I have also set aside time to get familiar with JAX and PyMC through tutorials and small projects. Would it be okay if I sent over my full proposal for further review before the deadline tomorrow, April 8th? I would really appreciate any additional insights to ensure it covers everything clearly.

Best,
Elena Ajayi

mhashemi · April 8, 2025, 10:38am

thanks! a clear structure and timeline is recommended!

samkitshah1262 · April 8, 2025, 12:05pm

Dear Dr. @mhashemi ,

My name is Samkit Shah, and I’m a recent Computer Science graduate from IIT Jodhpur. I currently work at Warner Bros. Discovery as a Software and Machine Learning Engineer, where I co-lead the development of distributed ML services for intelligent work order management and vendor recommendation. I’ve worked extensively with real-time orchestration systems, Cadence-Temporal, and Bayesian time series models to improve both cost and latency across production workflows.

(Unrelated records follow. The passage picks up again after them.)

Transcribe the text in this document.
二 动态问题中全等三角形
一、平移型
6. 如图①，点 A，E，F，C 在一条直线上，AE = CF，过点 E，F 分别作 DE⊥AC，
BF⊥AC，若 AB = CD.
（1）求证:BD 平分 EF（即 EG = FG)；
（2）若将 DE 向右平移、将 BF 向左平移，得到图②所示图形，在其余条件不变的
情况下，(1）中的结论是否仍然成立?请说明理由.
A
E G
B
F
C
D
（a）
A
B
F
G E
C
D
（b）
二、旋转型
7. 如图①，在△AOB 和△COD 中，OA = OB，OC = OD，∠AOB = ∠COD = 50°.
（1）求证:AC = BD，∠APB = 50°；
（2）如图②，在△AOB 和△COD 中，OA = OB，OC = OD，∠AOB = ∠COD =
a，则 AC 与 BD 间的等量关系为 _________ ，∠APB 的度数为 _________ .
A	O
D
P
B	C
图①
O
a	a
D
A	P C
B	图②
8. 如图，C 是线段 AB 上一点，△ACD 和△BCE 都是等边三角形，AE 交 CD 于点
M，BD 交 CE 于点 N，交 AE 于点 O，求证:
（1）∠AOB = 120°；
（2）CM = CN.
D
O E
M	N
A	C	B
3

What excites me about this project is the opportunity to bring my background in scalable backend systems and probabilistic ML into the domain of computational neuroscience. I’m particularly interested in how methods like Bayesian inference and sparse modeling can be used to understand brain connectivity — especially when integrated with modern probabilistic frameworks like NumPyro or PyMC.

I have experience with studying Markov equivalent graphs and their scoring methodologies. Moreover I have a strong foundation in probability and statistics.

I have already completed the preliminary task and will be sharing with you the proposal for a review shortly along with the task code.

A fundamental questions I wanted to ask was:
What could be the effective use cases for the model inversion that aligns with work progressing at EBrains.
In order to avoid any redundancy in the proposal.

Best regards,
Samkit Shah

mhashemi · April 8, 2025, 2:28pm

Hi,
Thanks! So the connectivity between brain regions are estimated using tractopgraohy method, which for human is symmetric and no direction. The effective connectivity rather inform us about the causality and direction. Please see this paper.

samkitshah1262 · April 8, 2025, 2:30pm

Is it advisable to include the aforementioned use case, along with similar (if any) in the proposal ?

elenaajayi · April 8, 2025, 3:50pm

@mhashemi, I sent over the proposal on GSoC. Thanks!